For those searching for a more straightforward interpretation, last week HMRC published a set of guidance notes for personal service companies likely to be affected by the reforms, alongside a broader overview of IR35 reform in general and a guide that outlines how fee-payers – a “public authority, agency or other third party,” are likely to be affected by the forthcoming changes. The guidance set is finished off with a briefer note outlining the procedural steps that public authorities must take when engaging with a PSC. That can be found here.
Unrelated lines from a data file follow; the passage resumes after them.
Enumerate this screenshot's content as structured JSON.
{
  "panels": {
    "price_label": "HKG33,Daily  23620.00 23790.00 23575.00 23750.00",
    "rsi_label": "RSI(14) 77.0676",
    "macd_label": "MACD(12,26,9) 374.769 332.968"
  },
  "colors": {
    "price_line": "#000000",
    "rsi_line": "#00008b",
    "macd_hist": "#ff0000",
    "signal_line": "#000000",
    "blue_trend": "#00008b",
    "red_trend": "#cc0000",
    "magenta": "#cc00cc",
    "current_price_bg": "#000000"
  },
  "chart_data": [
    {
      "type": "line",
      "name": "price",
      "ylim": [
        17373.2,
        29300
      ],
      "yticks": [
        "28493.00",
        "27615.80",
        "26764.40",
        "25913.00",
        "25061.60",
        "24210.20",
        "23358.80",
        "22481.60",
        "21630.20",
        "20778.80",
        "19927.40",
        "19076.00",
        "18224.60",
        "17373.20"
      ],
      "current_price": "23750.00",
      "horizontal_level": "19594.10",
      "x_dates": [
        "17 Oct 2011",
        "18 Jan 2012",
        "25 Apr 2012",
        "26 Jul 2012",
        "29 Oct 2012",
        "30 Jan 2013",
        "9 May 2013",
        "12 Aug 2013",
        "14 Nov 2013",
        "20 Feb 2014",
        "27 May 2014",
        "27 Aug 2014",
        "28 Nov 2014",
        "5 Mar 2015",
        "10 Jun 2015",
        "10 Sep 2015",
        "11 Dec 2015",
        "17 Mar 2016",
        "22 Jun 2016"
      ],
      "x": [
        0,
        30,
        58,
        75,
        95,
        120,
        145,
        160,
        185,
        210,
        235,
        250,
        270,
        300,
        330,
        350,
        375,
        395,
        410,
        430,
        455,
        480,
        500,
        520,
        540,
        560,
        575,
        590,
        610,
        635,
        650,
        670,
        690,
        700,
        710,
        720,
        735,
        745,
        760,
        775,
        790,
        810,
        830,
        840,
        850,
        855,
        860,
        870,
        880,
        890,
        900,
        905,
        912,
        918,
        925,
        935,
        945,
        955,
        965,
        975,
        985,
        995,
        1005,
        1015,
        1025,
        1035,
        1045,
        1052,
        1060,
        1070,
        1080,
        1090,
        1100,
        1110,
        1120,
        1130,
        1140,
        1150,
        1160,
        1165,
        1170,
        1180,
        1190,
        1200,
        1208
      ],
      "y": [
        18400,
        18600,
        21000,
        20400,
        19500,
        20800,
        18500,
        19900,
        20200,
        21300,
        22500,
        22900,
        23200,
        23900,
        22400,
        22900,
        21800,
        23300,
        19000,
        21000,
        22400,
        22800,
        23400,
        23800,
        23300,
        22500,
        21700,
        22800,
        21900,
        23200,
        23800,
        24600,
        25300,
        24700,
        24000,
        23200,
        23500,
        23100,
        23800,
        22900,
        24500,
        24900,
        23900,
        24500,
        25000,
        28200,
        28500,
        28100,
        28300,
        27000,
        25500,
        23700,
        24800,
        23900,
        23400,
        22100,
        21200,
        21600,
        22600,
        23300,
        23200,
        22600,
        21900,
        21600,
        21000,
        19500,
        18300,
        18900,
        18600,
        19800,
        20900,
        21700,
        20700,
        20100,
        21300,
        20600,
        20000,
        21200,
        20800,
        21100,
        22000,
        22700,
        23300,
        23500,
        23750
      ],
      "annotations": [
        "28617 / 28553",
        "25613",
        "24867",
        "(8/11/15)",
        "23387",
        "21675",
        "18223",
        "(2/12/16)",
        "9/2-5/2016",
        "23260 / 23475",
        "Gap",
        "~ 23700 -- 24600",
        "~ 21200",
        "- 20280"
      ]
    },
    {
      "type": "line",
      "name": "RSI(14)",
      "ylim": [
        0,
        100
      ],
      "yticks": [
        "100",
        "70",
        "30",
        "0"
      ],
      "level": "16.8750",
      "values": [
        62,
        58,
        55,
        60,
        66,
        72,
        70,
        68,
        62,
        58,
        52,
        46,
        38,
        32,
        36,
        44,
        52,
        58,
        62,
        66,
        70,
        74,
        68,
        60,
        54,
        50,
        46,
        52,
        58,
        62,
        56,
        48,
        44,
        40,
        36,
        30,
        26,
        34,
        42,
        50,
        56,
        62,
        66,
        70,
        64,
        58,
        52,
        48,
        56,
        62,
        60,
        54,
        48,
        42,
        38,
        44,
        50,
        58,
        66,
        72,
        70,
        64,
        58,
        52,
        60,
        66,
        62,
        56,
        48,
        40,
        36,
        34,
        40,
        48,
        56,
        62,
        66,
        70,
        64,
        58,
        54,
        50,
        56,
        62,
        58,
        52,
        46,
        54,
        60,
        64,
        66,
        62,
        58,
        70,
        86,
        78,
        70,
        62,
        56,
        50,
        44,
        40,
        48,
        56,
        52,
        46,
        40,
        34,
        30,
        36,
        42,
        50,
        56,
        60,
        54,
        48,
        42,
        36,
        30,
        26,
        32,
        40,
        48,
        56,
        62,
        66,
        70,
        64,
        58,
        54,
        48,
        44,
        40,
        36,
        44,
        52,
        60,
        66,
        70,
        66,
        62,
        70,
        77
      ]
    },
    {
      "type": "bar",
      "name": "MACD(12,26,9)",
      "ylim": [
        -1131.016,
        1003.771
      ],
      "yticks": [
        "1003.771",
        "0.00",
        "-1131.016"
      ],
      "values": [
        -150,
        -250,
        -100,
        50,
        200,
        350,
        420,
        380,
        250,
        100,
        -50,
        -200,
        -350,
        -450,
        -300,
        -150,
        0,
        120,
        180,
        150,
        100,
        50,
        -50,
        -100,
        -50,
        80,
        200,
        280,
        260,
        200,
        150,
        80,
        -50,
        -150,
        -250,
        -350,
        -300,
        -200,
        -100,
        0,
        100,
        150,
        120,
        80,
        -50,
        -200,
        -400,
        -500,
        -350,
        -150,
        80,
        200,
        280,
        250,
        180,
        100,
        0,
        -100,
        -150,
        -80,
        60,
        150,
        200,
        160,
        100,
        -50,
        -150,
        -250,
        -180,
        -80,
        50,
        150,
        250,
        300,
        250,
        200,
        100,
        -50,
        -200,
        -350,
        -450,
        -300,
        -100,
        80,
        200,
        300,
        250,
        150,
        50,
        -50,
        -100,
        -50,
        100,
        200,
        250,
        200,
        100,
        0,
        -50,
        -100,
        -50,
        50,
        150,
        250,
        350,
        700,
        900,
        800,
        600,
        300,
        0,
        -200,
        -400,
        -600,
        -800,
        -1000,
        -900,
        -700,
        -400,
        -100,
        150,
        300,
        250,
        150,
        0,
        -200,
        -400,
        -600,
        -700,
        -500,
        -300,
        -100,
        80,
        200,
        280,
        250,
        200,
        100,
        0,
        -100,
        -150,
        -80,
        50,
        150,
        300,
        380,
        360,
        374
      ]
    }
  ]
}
If the above is too much to take in (and we don’t blame you if you’re finding it tough) the good people at ContractorUK have put together an excellent overview. Could public sector limited companies be taxed retrospectively? Is there anything contractors in the public sector can do to protect themselves against a retrospective investigation? Find answers to those burning questions and more.
Of course, it’s impossible to truly and accurately predict the impact these changes will have until they come into effect on 6th April. Many have questioned whether such reform is necessary, and many more have become exasperated by the disregard shown towards the contracting community despite its rapid growth and outstanding contribution to the British economy. The question remains – is IR35 reform going to be easily understood, and adequately managed? For now, at least, it would seem the answer is a resounding, and rather complex, ‘no’.